Direct answer: the biggest mistake is treating occupancy as if it automatically equals profitability. In reality, a city with slightly lower occupancy but better entry price, easier operations and fewer restrictions can be a better investment than a higher-occupancy city that is expensive and fragile.

Common mistakes

  • Chasing the highest percentage without checking ADR.
  • Ignoring regulation and building restrictions.
  • Using city-wide data to justify a weak neighbourhood.
  • Forgetting cleaning, management, utilities and maintenance.

Better investor behaviour

  • Use occupancy as one input, not the only one.
  • Compare the same property type across cities.
  • Run a realistic net model, not just gross assumptions.
  • Validate why guests would choose the exact street.

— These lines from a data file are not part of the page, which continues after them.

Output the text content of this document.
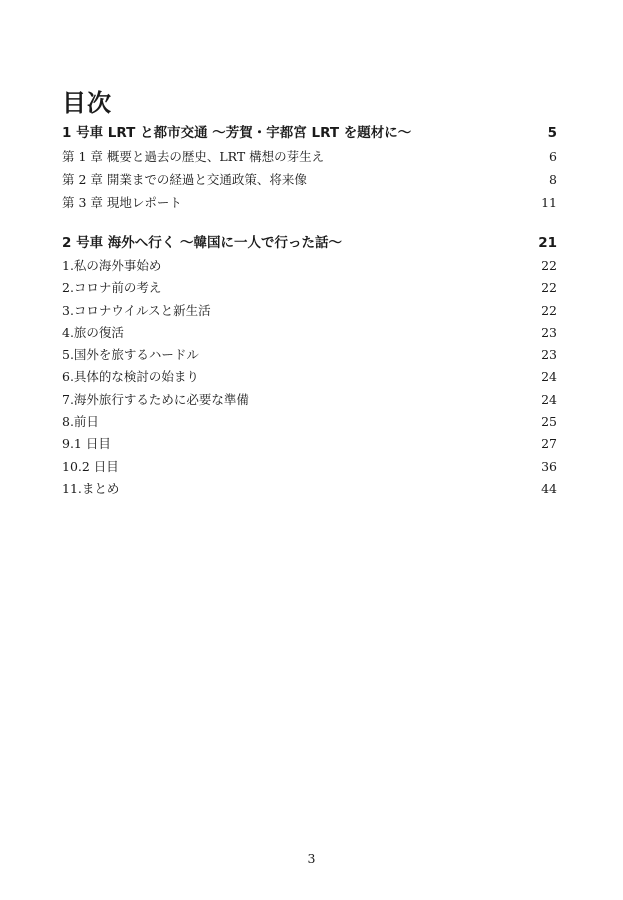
目次
1 号車 LRT と都市交通 ～芳賀・宇都宮 LRT を題材に～	5
第 1 章 概要と過去の歴史、LRT 構想の芽生え	6
第 2 章 開業までの経過と交通政策、将来像	8
第 3 章 現地レポート	11
2 号車 海外へ行く ～韓国に一人で行った話～	21
1.私の海外事始め	22
2.コロナ前の考え	22
3.コロナウイルスと新生活	22
4.旅の復活	23
5.国外を旅するハードル	23
6.具体的な検討の始まり	24
7.海外旅行するために必要な準備	24
8.前日	25
9.1 日目	27
10.2 日目	36
11.まとめ	44
3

Investor filter: the best occupancy city for you is the one where bookings are strong enough, pricing is sensible enough, and the real-world net still works after costs and rules.

Related pages and next steps

This page should sit inside a clear internal linking cluster so Google can see the topic depth and users can move naturally from broad city comparison to neighbourhood research, calculators and deal analysis.

Estimate your Airbnb income

FAQ

Which UK cities tend to have the highest Airbnb occupancy rates?
The cities most worth reviewing first are Edinburgh, London, Bristol, Bath, Belfast, Glasgow, York and Manchester, with Manchester worth watching especially closely because some datasets rank it much higher than others.
Why do occupancy rankings disagree between data providers?
They often use different city boundaries, different channel mixes, and different assumptions about availability. That means the same city can look stronger or weaker depending on the methodology being used.
Does the highest occupancy city automatically make the best investment?
No. A high-occupancy city can still be a poor investment if entry prices are too high, regulations are restrictive, or the net margin is weak after costs. Occupancy should be used with ADR, costs and local rules, not on its own.
How should I use this data before buying?
Use occupancy to shortlist cities, then compare neighbourhoods inside those cities, check the exact property type, run a realistic net model, and stress-test quieter months before committing.
Why is Manchester harder to place in a simple ranking?
Because different providers treat the market differently. Some rank it as one of the strongest high-occupancy urban markets in the UK, while others show more moderate city-wide figures. That makes it a city worth validating carefully rather than accepting one headline number at face value.
What is a good Airbnb occupancy rate in the UK?
There is no single perfect number for the whole UK because occupancy varies by city, season, property type and pricing. In practice, the more useful question is whether the occupancy level is strong enough for your exact property to work after ADR, costs and rules are included.

About this guide

This guide is written for landlords and investors looking at occupancy as a market-selection filter. The aim is to help you use UK city occupancy data properly, without confusing one headline percentage with a full investment thesis.

It is not legal, tax or financial advice. Always verify local rules, neighbourhood quality and your own deal numbers before you buy.